本文发布于Cylon的收藏册,转载请著名原文链接~
本文记录了在使用 ceph 集群时遭遇到的内存问题,以及引用和参考一些资料用于对在 ceph 集群使用时的内存预估。
OSD的内存需求
如何评估 Ceph OSD 所需的硬件也是对于集群选型,集群优化的一个必要条件,这里主要找到两个可靠的参考资料用于评估 OSD 内存配置大小
IBM Storage Ceph
IBM Storage Ceph 提供了一个运行 Ceph 用于预估系统配置的一个最小推荐列表 [1],个人感觉可以参考这些信息用于自己集群的优化。主要用于容器化的 Ceph 集群
Process | Criteria | Minimum Recommended |
---|---|---|
ceph-osd-container | Processor | 1x AMD64 or Intel 64 CPU CORE per OSD container |
RAM | Minimum of 5 GB of RAM per OSD container | |
OS Disk | 1x OS disk per host | |
OSD Storage | 1x storage drive per OSD container. Cannot be shared with OS Disk. | |
block.db | Optional, but IBM recommended, 1x SSD or NVMe or Optane partition or lvm per daemon. Sizing is 4% of block.data for BlueStore for object, file, and mixed workloads and 1% of block.data for the BlueStore for Block Device, Openstack cinder, and Openstack cinder workloads. |
|
block.wal |
Optionally, 1x SSD or NVMe or Optane partition or logical volume per daemon. Use a small size, for example 10 GB, and only if it’s faster than the block.db device. |
|
Network | 2x 10 GB Ethernet NICs | |
ceph-mon-container | Processor | 1x AMD64 or Intel 64 CPU CORE per mon-container |
RAM | 3 GB per mon-container |
|
Disk Space | 10 GB per mon-container , 50 GB Recommended |
|
Monitor Disk | Optionally, 1x SSD disk for Monitor rocksdb data |
|
Network | 2x 1 GB Ethernet NICs, 10 GB Recommended | |
Prometheus | 20 GB to 50 GB under /var/lib/ceph/ directory created as a separate file system to protect the contents under /var/ directory. |
|
ceph-mgr-container | Processor | 1x AMD64 or Intel 64 CPU CORE per mgr-container |
RAM | 3 GB per mgr-container |
|
Network | 2x 1 GB Ethernet NICs, 10 GB Recommended | |
ceph-radosgw-container | Processor | 1x AMD64 or Intel 64 CPU CORE per radosgw-container |
RAM | 1 GB per daemon | |
Disk Space | 5 GB per daemon | |
Network | 1x 1 GB Ethernet NICs | |
ceph-mds-container | Processor | 1x AMD64 or Intel 64 CPU CORE per mds-container |
RAM | 3 GB per mds-container This number is highly dependent on the configurable MDS cache size. The RAM requirement is typically twice as much as the amount set in the mds_cache_memory_limit configuration setting. Note also that this is the memory for your daemon, not the overall system memory. |
|
Disk Space | 2 GB per mds-container , plus considering any additional space required for possible debug logging, 20 GB is a good start. |
|
Network | 2x 1 GB Ethernet NICs, 10 GB Recommended Note that this is the same network as the OSD containers. If you have a 10 GB network on your OSDs you should use the same on your MDS so that the MDS is not disadvantaged when it comes to latency. |
Hardware Recommendations
Ceph 官方也提供了相应的硬件配置推荐,关键参数写的比较清晰,但实际的规模比较模棱两可,也是可以提供一些参考的,并且每个版本的 Ceph 所推荐的硬件也是不相同的。

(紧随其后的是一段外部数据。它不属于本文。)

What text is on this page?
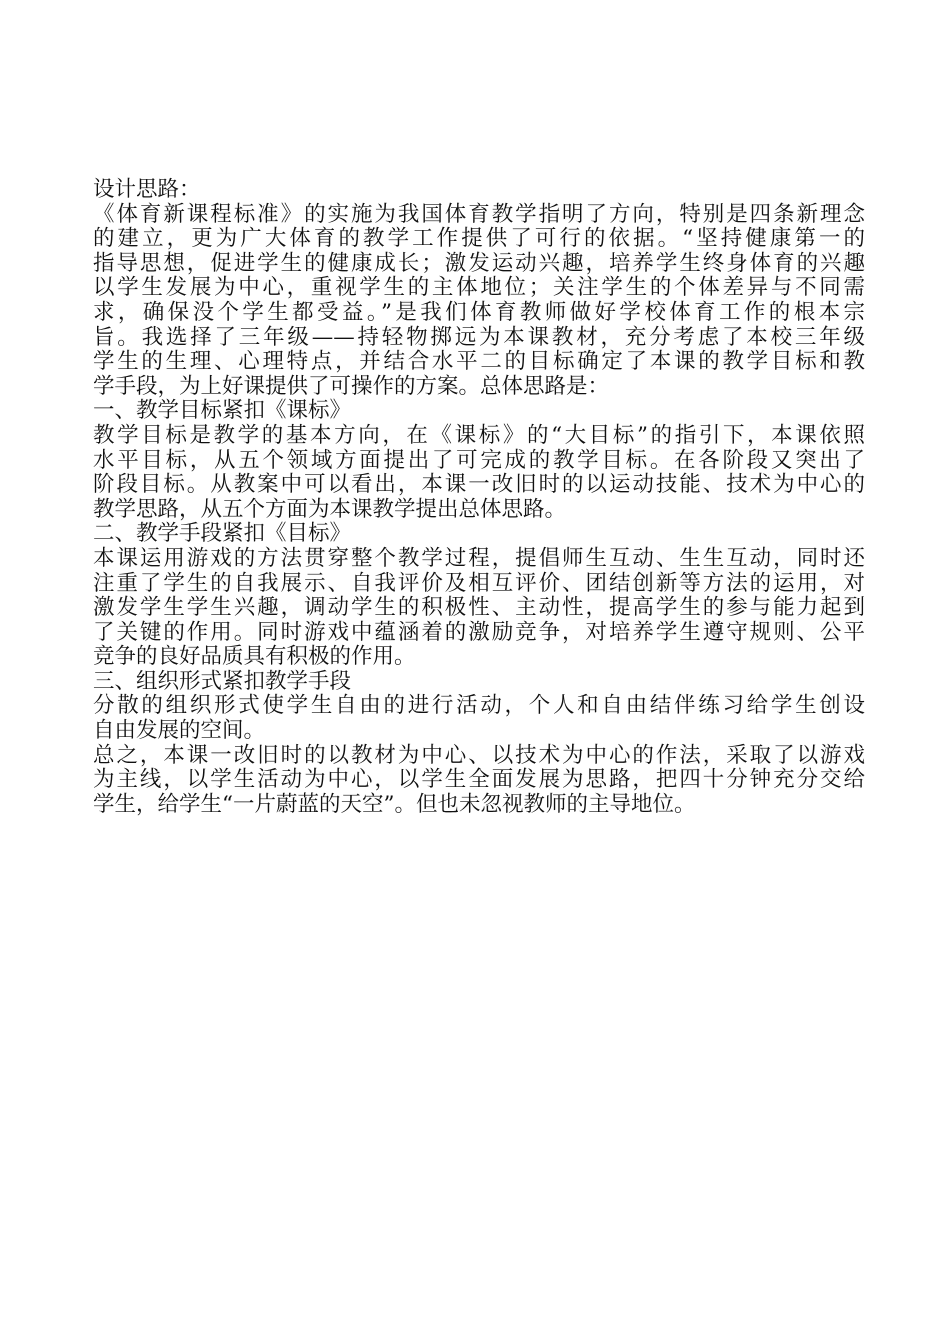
设计思路：
《体育新课程标准》的实施为我国体育教学指明了方向，特别是四条新理念
的建立，更为广大体育的教学工作提供了可行的依据。“坚持健康第一的
指导思想，促进学生的健康成长；激发运动兴趣，培养学生终身体育的兴趣
以学生发展为中心，重视学生的主体地位；关注学生的个体差异与不同需
求，确保没个学生都受益。”是我们体育教师做好学校体育工作的根本宗
旨。我选择了三年级——持轻物掷远为本课教材，充分考虑了本校三年级
学生的生理、心理特点，并结合水平二的目标确定了本课的教学目标和教
学手段，为上好课提供了可操作的方案。总体思路是：
一、教学目标紧扣《课标》
教学目标是教学的基本方向，在《课标》的“大目标”的指引下，本课依照
水平目标，从五个领域方面提出了可完成的教学目标。在各阶段又突出了
阶段目标。从教案中可以看出，本课一改旧时的以运动技能、技术为中心的
教学思路，从五个方面为本课教学提出总体思路。
二、教学手段紧扣《目标》
本课运用游戏的方法贯穿整个教学过程，提倡师生互动、生生互动，同时还
注重了学生的自我展示、自我评价及相互评价、团结创新等方法的运用，对
激发学生学生兴趣，调动学生的积极性、主动性，提高学生的参与能力起到
了关键的作用。同时游戏中蕴涵着的激励竞争，对培养学生遵守规则、公平
竞争的良好品质具有积极的作用。
三、组织形式紧扣教学手段
分散的组织形式使学生自由的进行活动，个人和自由结伴练习给学生创设
自由发展的空间。
总之，本课一改旧时的以教材为中心、以技术为中心的作法，采取了以游戏
为主线，以学生活动为中心，以学生全面发展为思路，把四十分钟充分交给
学生，给学生“一片蔚蓝的天空”。但也未忽视教师的主导地位。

下表是 Ceph nautilus 的推荐最小硬件 [2]
Process | Criteria | Minimum Recommended |
---|---|---|
ceph-osd | Processor | 1x 64-bit AMD-64 1x 32-bit ARM dual-core or better |
RAM | ~1GB for 1TB of storage per daemon | |
Volume Storage | 1x storage drive per daemon | |
Journal | 1x SSD partition per daemon (optional) | |
Network | 2x 1GB Ethernet NICs | |
ceph-mon | Processor | 1x 64-bit AMD-64 1x 32-bit ARM dual-core or better |
RAM | 1 GB per daemon | |
Disk Space | 10 GB per daemon | |
Network | 2x 1GB Ethernet NICs | |
ceph-mds | Processor | 1x 64-bit AMD-64 quad-core 1x 32-bit ARM quad-core |
RAM | 1 GB minimum per daemon | |
Disk Space | 1 MB per daemon | |
Network | 2x 1GB Ethernet NICs |
下表是 reef 版本的官方推荐最小配置 [3]
Process | Criteria | Bare Minimum and Recommended |
---|---|---|
ceph-osd | Processor | 1 core minimum, 2 recommended 1 core per 200-500 MB/s throughput 1 core per 1000-3000 IOPS Results are before replication. Results may vary across CPU and drive models and Ceph configuration: (erasure coding, compression, etc) ARM processors specifically may require more cores for performance. SSD OSDs, especially NVMe, will benefit from additional cores per OSD. Actual performance depends on many factors including drives, net, and client throughput and latency. Benchmarking is highly recommended. |
RAM | 4GB+ per daemon (more is better) 2-4GB may function but may be slow Less than 2GB is not recommended | |
Storage Drives | 1x storage drive per OSD | |
DB/WAL (optional) | 1x SSD partion per HDD OSD 4-5x HDD OSDs per DB/WAL SATA SSD <= 10 HDD OSDss per DB/WAL NVMe SSD | |
Network | 1x 1Gb/s (bonded 10+ Gb/s recommended) | |
ceph-mon | Processor | 2 cores minimum |
RAM | 5GB+ per daemon (large / production clusters need more) | |
Storage | 100 GB per daemon, SSD is recommended | |
Network | 1x 1Gb/s (10+ Gb/s recommended) | |
ceph-mds | Processor | 2 cores minimum |
RAM | 2GB+ per daemon (more for production) | |
Disk Space | 1 GB per daemon | |
Network | 1x 1Gb/s (10+ Gb/s recommended) |
我们使用Ceph环境的示例
用于 Openstack 环境的 Ceph OSD 使用内存记录,主要使用于RDB,机器配置为 1.8T, 900G 的混合硬盘,内存配置 512G, 可以看到 OSD 内存使用率在 0.3% 大概每个 OSD 使用内存量为 2GB。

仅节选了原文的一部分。